My wife Elaine’s father suffered from a severe case of rheumatoid arthritis in the time before they either understood it or had any effective medicines to alleviate its pain. In desperation he tried the baths in Claremore which contained trace elements of radium when even less was known about it. He also went to Mineral Wells for their water. Ignorance of the disease was so great they pulled all his teeth in a futile attempt to treat it.

Hot Springs, Ark

Native Americans in Central Arkansas named the area the “Valley of the Vapors” because of natural hot springs. [143 degrees. ] It became the unofficial first national park when in 1832 Andrew Jackson declared it a federal reservation.
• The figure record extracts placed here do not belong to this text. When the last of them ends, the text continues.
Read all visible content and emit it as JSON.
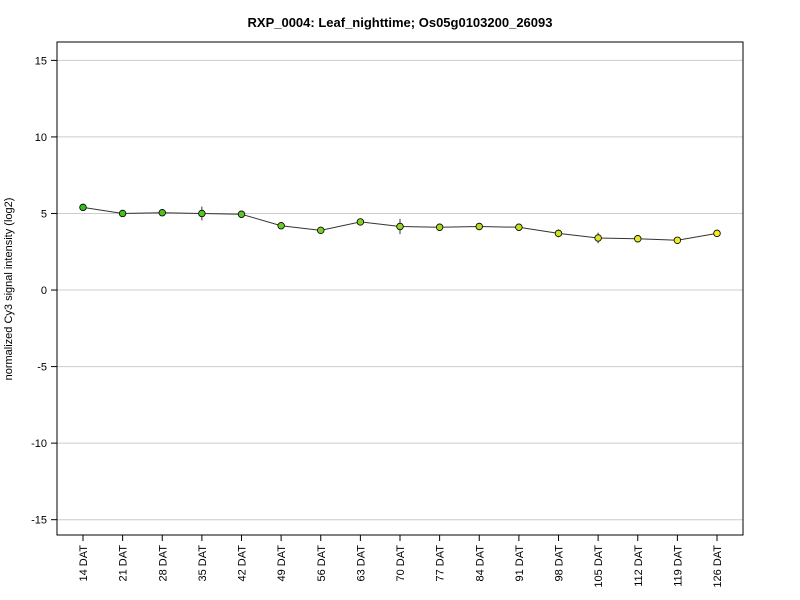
{
  "chart_data": {
    "type": "line",
    "title": "RXP_0004: Leaf_nighttime; Os05g0103200_26093",
    "xlabel": "",
    "ylabel": "normalized Cy3 signal intensity (log2)",
    "ylim": [
      -16,
      16.2
    ],
    "yticks": [
      15,
      10,
      5,
      0,
      -5,
      -10,
      -15
    ],
    "grid": true,
    "categories": [
      "14 DAT",
      "21 DAT",
      "28 DAT",
      "35 DAT",
      "42 DAT",
      "49 DAT",
      "56 DAT",
      "63 DAT",
      "70 DAT",
      "77 DAT",
      "84 DAT",
      "91 DAT",
      "98 DAT",
      "105 DAT",
      "112 DAT",
      "119 DAT",
      "126 DAT"
    ],
    "values": [
      5.4,
      5.0,
      5.05,
      5.0,
      4.95,
      4.2,
      3.9,
      4.45,
      4.15,
      4.1,
      4.15,
      4.1,
      3.7,
      3.4,
      3.35,
      3.25,
      3.7
    ],
    "error": [
      0.1,
      0.1,
      0.1,
      0.45,
      0.1,
      0.1,
      0.1,
      0.1,
      0.5,
      0.1,
      0.2,
      0.1,
      0.25,
      0.35,
      0.1,
      0.1,
      0.1
    ],
    "point_colors": [
      "#33bb22",
      "#44bf22",
      "#4cc222",
      "#55c522",
      "#5ec822",
      "#6acb22",
      "#78cf22",
      "#86d222",
      "#94d622",
      "#a3da22",
      "#b2dd22",
      "#c0e022",
      "#cde322",
      "#dae622",
      "#e5e822",
      "#eeea22",
      "#f5ec22"
    ]
  }
}
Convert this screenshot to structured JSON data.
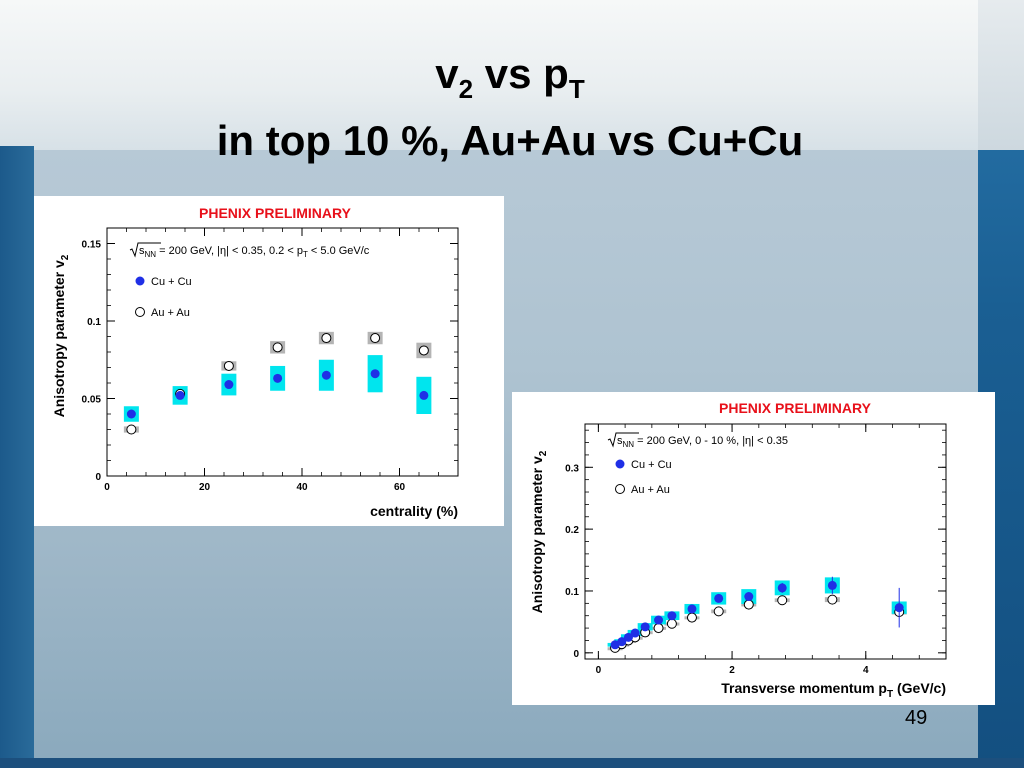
{
  "slide": {
    "title_line1_main": "v",
    "title_line1_sub1": "2",
    "title_line1_mid": " vs p",
    "title_line1_sub2": "T",
    "title_line2": "in top 10 %, Au+Au vs Cu+Cu",
    "page_number": "49"
  },
  "colors": {
    "cu_marker": "#1f2fe6",
    "cu_syst_box": "#00e5ee",
    "au_syst_box": "#b4b4b4",
    "preliminary_text": "#e8101a"
  },
  "chart_data": [
    {
      "type": "scatter",
      "title": "PHENIX PRELIMINARY",
      "xlabel": "centrality (%)",
      "ylabel": "Anisotropy parameter v",
      "ylabel_sub": "2",
      "annotation": {
        "sqrt": "s",
        "sqrt_sub": "NN",
        "text1": " = 200 GeV, |η| < 0.35, 0.2 < p",
        "text1_sub": "T",
        "text2": " < 5.0 GeV/c"
      },
      "xlim": [
        0,
        72
      ],
      "ylim": [
        0,
        0.16
      ],
      "xticks": [
        "0",
        "20",
        "40",
        "60"
      ],
      "xtick_values": [
        0,
        20,
        40,
        60
      ],
      "yticks": [
        "0",
        "0.05",
        "0.1",
        "0.15"
      ],
      "ytick_values": [
        0,
        0.05,
        0.1,
        0.15
      ],
      "series": [
        {
          "name": "Cu + Cu",
          "marker": "filled-circle",
          "x": [
            5,
            15,
            25,
            35,
            45,
            55,
            65
          ],
          "y": [
            0.04,
            0.052,
            0.059,
            0.063,
            0.065,
            0.066,
            0.052
          ],
          "syst": [
            0.005,
            0.006,
            0.007,
            0.008,
            0.01,
            0.012,
            0.012
          ]
        },
        {
          "name": "Au + Au",
          "marker": "open-circle",
          "x": [
            5,
            15,
            25,
            35,
            45,
            55,
            65
          ],
          "y": [
            0.03,
            0.053,
            0.071,
            0.083,
            0.089,
            0.089,
            0.081
          ],
          "syst": [
            0.002,
            0.003,
            0.003,
            0.004,
            0.004,
            0.004,
            0.005
          ]
        }
      ]
    },
    {
      "type": "scatter",
      "title": "PHENIX PRELIMINARY",
      "xlabel": "Transverse momentum p",
      "xlabel_sub": "T",
      "xlabel_tail": " (GeV/c)",
      "ylabel": "Anisotropy parameter v",
      "ylabel_sub": "2",
      "annotation": {
        "sqrt": "s",
        "sqrt_sub": "NN",
        "text1": " = 200 GeV, 0 - 10 %, |η| < 0.35"
      },
      "xlim": [
        -0.2,
        5.2
      ],
      "ylim": [
        -0.01,
        0.37
      ],
      "xticks": [
        "0",
        "2",
        "4"
      ],
      "xtick_values": [
        0,
        2,
        4
      ],
      "yticks": [
        "0",
        "0.1",
        "0.2",
        "0.3"
      ],
      "ytick_values": [
        0,
        0.1,
        0.2,
        0.3
      ],
      "series": [
        {
          "name": "Cu + Cu",
          "marker": "filled-circle",
          "x": [
            0.25,
            0.35,
            0.45,
            0.55,
            0.7,
            0.9,
            1.1,
            1.4,
            1.8,
            2.25,
            2.75,
            3.5,
            4.5
          ],
          "y": [
            0.013,
            0.018,
            0.025,
            0.032,
            0.042,
            0.053,
            0.06,
            0.071,
            0.088,
            0.091,
            0.105,
            0.109,
            0.073
          ],
          "syst": [
            0.003,
            0.004,
            0.005,
            0.005,
            0.006,
            0.007,
            0.007,
            0.008,
            0.01,
            0.012,
            0.012,
            0.013,
            0.01
          ],
          "stat": [
            0.002,
            0.002,
            0.002,
            0.002,
            0.002,
            0.003,
            0.003,
            0.004,
            0.005,
            0.006,
            0.008,
            0.014,
            0.032
          ]
        },
        {
          "name": "Au + Au",
          "marker": "open-circle",
          "x": [
            0.25,
            0.35,
            0.45,
            0.55,
            0.7,
            0.9,
            1.1,
            1.4,
            1.8,
            2.25,
            2.75,
            3.5,
            4.5
          ],
          "y": [
            0.008,
            0.014,
            0.02,
            0.025,
            0.033,
            0.04,
            0.047,
            0.057,
            0.067,
            0.078,
            0.085,
            0.086,
            0.066
          ],
          "syst": [
            0.001,
            0.001,
            0.001,
            0.001,
            0.002,
            0.002,
            0.002,
            0.002,
            0.003,
            0.003,
            0.003,
            0.004,
            0.004
          ]
        }
      ]
    }
  ]
}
They even commercialized the religious part by turning it into a temple of horse racing and gambling.

Sulphur, OK

Sulfur smelling waters near present Sulfur, Oklahoma were so valued by warring Native American tribes that they declared it neutral territory to be shared peacefully by all tribes. It began as Platte National Park and recently was given back to the Indians as the Chickasaw National Recreation Area. The area has natural artesian springs which throughout most of the twentieth century fed two public swimming pools in Sulfur. [We kids at Falls Creek where ‘mixed bathing’ was prohibited went into Sulfur and swam in these pool with camp pastors.]

I can report that in the years when I swam in those pools I never suffered from arthritis.

Comment

Scientific medicine’s arrival in this country came slowly beginning in the final decades of the nineteenth century and not fully embraced until the thirties. Until rationality prevailed in the medical system, hope drove people to quackery in all its forms e.g., baths, sanitariums, spas, patent medicines, etc. People, no longer go to spas for health but to pools and hot tubs in their bathrooms, decks, back yards, “Y’s,” and clubs. Most motels and resorts have them for leisure and pampering. They certainly are useful for those with severe, chronic arthritis and related aches and pains. Our affluence allows us more private and luxurious waters, massages, and oils to retain health and beauty in the hope of outwitting nature and science.